PBW would work fine. I typically fill my tun with hot tap water and mix in an ounce or so of PBW and let that sit while I finish cleaning up other things / cooling my wort. Then I run it out the spout which takes about 5 minutes. After a rinse I leave the spout and top open so it can dry. This has worked for me.

Then when I am ready for my next brew I just spray it out with hot water, which helps preheat it to some degree.

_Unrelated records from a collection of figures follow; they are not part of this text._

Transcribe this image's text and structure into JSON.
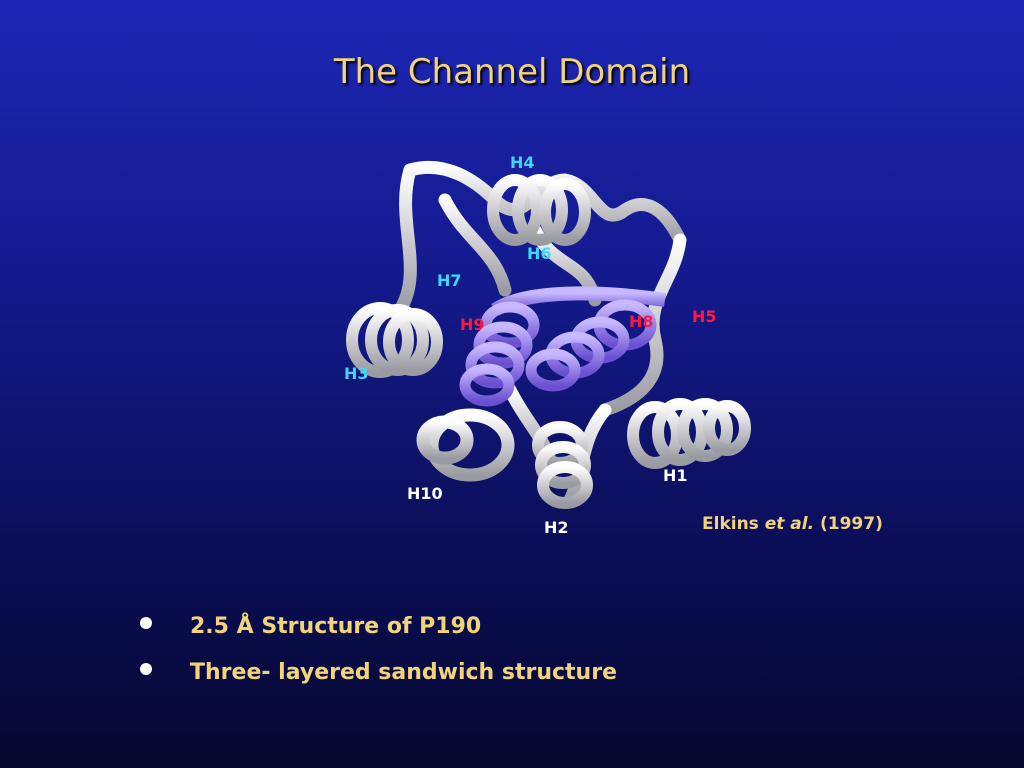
{
  "slide": {
    "title": "The Channel Domain",
    "citation": {
      "author": "Elkins ",
      "etal": "et al.",
      "year": " (1997)"
    },
    "bullets": [
      "2.5 Å  Structure of P190",
      "Three- layered sandwich structure"
    ]
  },
  "figure": {
    "labels": {
      "h1": "H1",
      "h2": "H2",
      "h3": "H3",
      "h4": "H4",
      "h5": "H5",
      "h6": "H6",
      "h7": "H7",
      "h8": "H8",
      "h9": "H9",
      "h10": "H10"
    },
    "colors": {
      "cyan_label": "#3cd8ff",
      "red_label": "#ff1744",
      "ribbon": "#e8e8e8",
      "highlight_helix": "#9a7ef0"
    }
  }
}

I would say there is no need to worry about sanitizing any portion of it since you will be boiling everything that touches it for at least 60 minutes after the mash. Save that sanitizer for the post-boil festivities.
 
One thing that helps me prevent this during brewing--since once the wort goes into the fermenter I am toast and don't want to bother cleaning anything--is to clean as I go along. Once the boil gets going I clean and rinse my MLT, while waiting for my alarm to tell me to pitch the next hops addition. This is easy because I don't have to leave the brewing area, since I brew in my garage with the door open, I'm never very far away, and never out of earshot. At each step, while waiting for something to finish (mashing, boiling, aerating, etc.) I clean whatever was used in the last step and prep whatever will be used in the next step. With the way I stack my brew day, after my fermenter goes into the closet all I have left to do is clean my air stone, air hose, a single funnel and my starter jar. I often leave the last bucket of Star San with a lid on it to use for occasional sanitizing through the fermentation process--beer thief, fresh airlock, etc. This bucket is often the start of my bottling procedure.
 
is to clean as I go along.

hehe I remember that was the "first rule of cooking" that they taught us in home ec back in middle school! I do the same thing. Once the kettle is on the burner, take a minute to clean the MLT, it's much easier to clean when the spent grain hasn't solidified.
 
I use PBW or 1 step in it and let it soak for 30 mins. I have no interest in dish soap touching it unless its totally needed as it can effect the next beer I make. I only had one instance where I let it sit for a few hours. And by a few I mean most of the night. I have since created a compost pile in my back yard for the spent grains. Birds and squirrels eat it up and after about a week you cant tell it was there. It required a over night soak in PBW followed by some hot water spray down and gentle scrubbing with a soft sponge. But good as new and I have not had a single issue since then with off flavors.

But yes, cleaning as you go with down time between steps is the best.